La seule remarque plus ou moins négative que j'opposerai à ce film, c'est qu'il n'est pas un véritable biopic, contrairement à ce qu'il prétend. Il ne fait que s'inspirer de la vie tragique et cruelle d'un homme qui a en effet véritablement existé. L'histoire du film romance ou invente en grande partie la vie de Jospeh Merrick.
Et le docteur Frederick Treves n'était pas aussi généreux que ne l'a été Anthony Hopkins dans ce film. D'ailleurs, il ignorait même le véritable prénom de Monsieur Merrick, et l'appelait John au lieu de Joseph.
Ce qui, toutefois, est véridique dans ce film concernant le docteur, c'est lorsque celui-ci exprime le fait qu'initialement, il a cherché à "s'approprier" Merrick dans l'espoir de se faire un nom dans le domaine de la science. Joseph Merrick détestait d'ailleurs lorsque que Monsieur Treves l'exposait à ses confrères comme un animal et sans aucune considération. D'ailleurs, il n'était pas le bon samaritain décrit par David Lynch mais il "collaborait" réellement avec Tom Norman (celui qui a inspiré le forain "Bytes" (interprété par Freddie Jones) en monayant ses "monstres de foire" pour "servir" ses recherches scientifiques. Mais pour des histoires de sous, les deux hommes vont finir par se tourner le dos et se cracher l'un et l'autre dessus par la suite, dans leurs mémoires respectives.
Joseph Merrick meurt effectivement comme à la fin du film en revanche. Il est retrouvé allongé sur son lit un matin, ce qui l'aurait tué, car il ne pouvait effectivement pas dormir étendu du fait de son handicap et de ses malformations. Mais contrairement au film, on ne sait toutefois pas si il s'agit d'un suicide ou d'un accident.
Au-delà donc du fait que le film est davantage une fiction inspirée de faits réels qu'un véritable biopic, je n'ai rien à reprocher au film, qui est une grande réussite. On y retrouve les visions hallucinées propres au cinéma de David Lynch, une bande son intéressante qui donne au film une ambiance à la fois étrange, glauque, mais ô combien mélancolique.
John Merrick (car David Lynch reprend l'erreur présente dans les mémoires de Frederick Treves), y est dépeint comme un homme généreux, naïf, innocent, en quête d'affection et de bienveillance, sans jamais avoir eu la moindre mauvaise intention, malgré la méchanceté dont il a, depuis son plus jeune âge, été victime. C'est l'un des personnages les plus attachants qu'il m'ait été donné de voir dans un film ces dernières années. Il est, de plus, extrêmement crédible, en dépit de sa pureté.

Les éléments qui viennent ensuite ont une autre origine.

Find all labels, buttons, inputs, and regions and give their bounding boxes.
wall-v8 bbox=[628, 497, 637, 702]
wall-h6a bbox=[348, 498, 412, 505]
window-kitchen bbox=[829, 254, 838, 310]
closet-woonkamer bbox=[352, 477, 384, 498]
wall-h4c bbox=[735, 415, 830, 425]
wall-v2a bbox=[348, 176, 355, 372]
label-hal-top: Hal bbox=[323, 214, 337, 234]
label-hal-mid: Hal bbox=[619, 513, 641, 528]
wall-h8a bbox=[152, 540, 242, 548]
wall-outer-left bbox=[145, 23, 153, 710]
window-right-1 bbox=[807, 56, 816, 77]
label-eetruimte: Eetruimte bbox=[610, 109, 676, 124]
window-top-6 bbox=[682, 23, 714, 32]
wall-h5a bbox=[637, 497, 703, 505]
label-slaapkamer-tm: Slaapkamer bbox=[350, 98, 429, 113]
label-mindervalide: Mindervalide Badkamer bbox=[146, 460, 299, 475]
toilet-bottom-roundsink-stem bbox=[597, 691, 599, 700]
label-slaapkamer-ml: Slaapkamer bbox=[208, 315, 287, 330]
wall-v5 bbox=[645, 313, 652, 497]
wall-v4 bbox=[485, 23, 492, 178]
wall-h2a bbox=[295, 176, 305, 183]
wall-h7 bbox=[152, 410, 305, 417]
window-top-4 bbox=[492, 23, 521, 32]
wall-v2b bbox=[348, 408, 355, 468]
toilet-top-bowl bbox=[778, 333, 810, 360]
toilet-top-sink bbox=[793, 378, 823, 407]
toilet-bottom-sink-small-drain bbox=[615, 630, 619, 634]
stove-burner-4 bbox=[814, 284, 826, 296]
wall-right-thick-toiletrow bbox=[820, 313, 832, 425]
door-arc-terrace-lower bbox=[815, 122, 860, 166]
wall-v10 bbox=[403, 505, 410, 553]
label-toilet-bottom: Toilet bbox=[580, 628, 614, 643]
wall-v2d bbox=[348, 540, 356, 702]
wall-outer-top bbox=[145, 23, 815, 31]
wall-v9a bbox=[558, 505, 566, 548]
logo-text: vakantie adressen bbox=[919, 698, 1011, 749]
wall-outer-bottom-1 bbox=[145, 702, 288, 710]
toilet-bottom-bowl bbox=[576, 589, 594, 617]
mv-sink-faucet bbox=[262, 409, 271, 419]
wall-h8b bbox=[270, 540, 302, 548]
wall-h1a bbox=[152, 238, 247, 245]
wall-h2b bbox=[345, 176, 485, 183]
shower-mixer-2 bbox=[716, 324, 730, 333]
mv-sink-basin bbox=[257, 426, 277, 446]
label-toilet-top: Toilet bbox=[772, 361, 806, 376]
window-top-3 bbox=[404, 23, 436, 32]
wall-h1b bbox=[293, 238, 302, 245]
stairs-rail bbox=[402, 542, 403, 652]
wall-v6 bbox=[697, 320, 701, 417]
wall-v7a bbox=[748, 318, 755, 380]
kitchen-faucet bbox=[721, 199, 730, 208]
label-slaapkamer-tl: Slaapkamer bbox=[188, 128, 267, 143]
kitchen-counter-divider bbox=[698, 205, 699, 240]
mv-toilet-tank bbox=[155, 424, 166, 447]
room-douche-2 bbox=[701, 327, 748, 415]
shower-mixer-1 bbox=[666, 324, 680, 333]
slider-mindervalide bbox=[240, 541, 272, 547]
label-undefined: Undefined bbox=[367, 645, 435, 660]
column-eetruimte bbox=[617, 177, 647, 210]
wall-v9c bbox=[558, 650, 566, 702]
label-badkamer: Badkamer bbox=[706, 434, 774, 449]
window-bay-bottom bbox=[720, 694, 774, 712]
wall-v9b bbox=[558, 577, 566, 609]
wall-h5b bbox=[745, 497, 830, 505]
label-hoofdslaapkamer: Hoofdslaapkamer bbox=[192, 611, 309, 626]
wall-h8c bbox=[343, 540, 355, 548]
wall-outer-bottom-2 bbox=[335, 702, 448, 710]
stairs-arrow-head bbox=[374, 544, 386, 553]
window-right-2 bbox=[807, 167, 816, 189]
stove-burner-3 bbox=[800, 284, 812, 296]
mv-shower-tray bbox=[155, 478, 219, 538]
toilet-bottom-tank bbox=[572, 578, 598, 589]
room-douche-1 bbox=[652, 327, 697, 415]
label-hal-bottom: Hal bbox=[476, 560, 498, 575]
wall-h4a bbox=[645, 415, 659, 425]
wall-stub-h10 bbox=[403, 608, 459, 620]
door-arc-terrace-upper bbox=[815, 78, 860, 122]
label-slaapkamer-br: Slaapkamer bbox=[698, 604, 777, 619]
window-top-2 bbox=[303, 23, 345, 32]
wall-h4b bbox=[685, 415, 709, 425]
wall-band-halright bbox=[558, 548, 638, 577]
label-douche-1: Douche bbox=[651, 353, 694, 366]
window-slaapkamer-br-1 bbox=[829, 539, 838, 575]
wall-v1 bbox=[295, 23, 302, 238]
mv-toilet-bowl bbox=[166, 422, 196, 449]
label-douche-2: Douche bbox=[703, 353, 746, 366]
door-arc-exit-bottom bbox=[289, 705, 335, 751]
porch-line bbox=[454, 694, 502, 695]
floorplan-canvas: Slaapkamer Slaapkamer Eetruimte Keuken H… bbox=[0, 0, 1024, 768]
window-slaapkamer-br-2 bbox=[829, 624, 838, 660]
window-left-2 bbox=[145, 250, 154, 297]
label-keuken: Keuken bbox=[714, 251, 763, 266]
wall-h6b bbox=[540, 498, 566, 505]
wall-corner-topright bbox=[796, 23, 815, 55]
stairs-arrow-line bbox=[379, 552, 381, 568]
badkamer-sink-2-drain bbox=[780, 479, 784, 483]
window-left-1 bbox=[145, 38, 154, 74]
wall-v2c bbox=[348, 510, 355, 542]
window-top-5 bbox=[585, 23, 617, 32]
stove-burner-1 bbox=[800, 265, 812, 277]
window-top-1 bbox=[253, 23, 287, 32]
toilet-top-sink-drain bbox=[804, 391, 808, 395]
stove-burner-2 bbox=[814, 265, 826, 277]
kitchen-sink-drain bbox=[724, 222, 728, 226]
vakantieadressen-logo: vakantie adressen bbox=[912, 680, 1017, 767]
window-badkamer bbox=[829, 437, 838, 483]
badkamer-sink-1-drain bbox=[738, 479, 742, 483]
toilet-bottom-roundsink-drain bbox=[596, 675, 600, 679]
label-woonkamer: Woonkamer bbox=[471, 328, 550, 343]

Anthony Hopkins, quand à lui, incarne un docteur ambigu, qui, peu à peu, s'ouvre et s'attache sincèrement à John Merrick. D'ailleurs, Monsieur Hopkins nous montre ici un grand talent d'acteur, et livre, sans forcément parler, de grandes émotions au travers son jeu d'acteur, de son regard, de ses expressions, de sa posture, etc, et ce sans en faire des montagnes.
La relation entre le docteur qu'incarne Anthony Hopkins, avec John Merrick, y est vraiment touchante, et fait sincèrement espérer au spectateur un avenir enfin radieux pour l'infortuné.
Le film n'est pas un film "tire-larmes", et les scènes émouvantes sont assez sobrement présentées, comme une simple petite larme qui coule sur la joue de John Merrick lorsqu'il est ému par la bonté du docteur ou de la femme de théâtre. Malgré le maquillage et les prothèses, qui ont dû rendre difficile le jeu d'acteur, John Hurt nous livre un jeu magnifique, avec ce regard si émouvant, qui brise le coeur (même si la mise en scène ne cherche absolument pas à exacerber à outrance ce fait, dans l'optique d'absolument nous faire tirer une larme. C'est au contraire très sobre).
Bref. Un film pudique, sobre, qui n'en fait pas des "caisses", mais qui est incroyablement touchant, avec une mise en scène sublime et inspirée.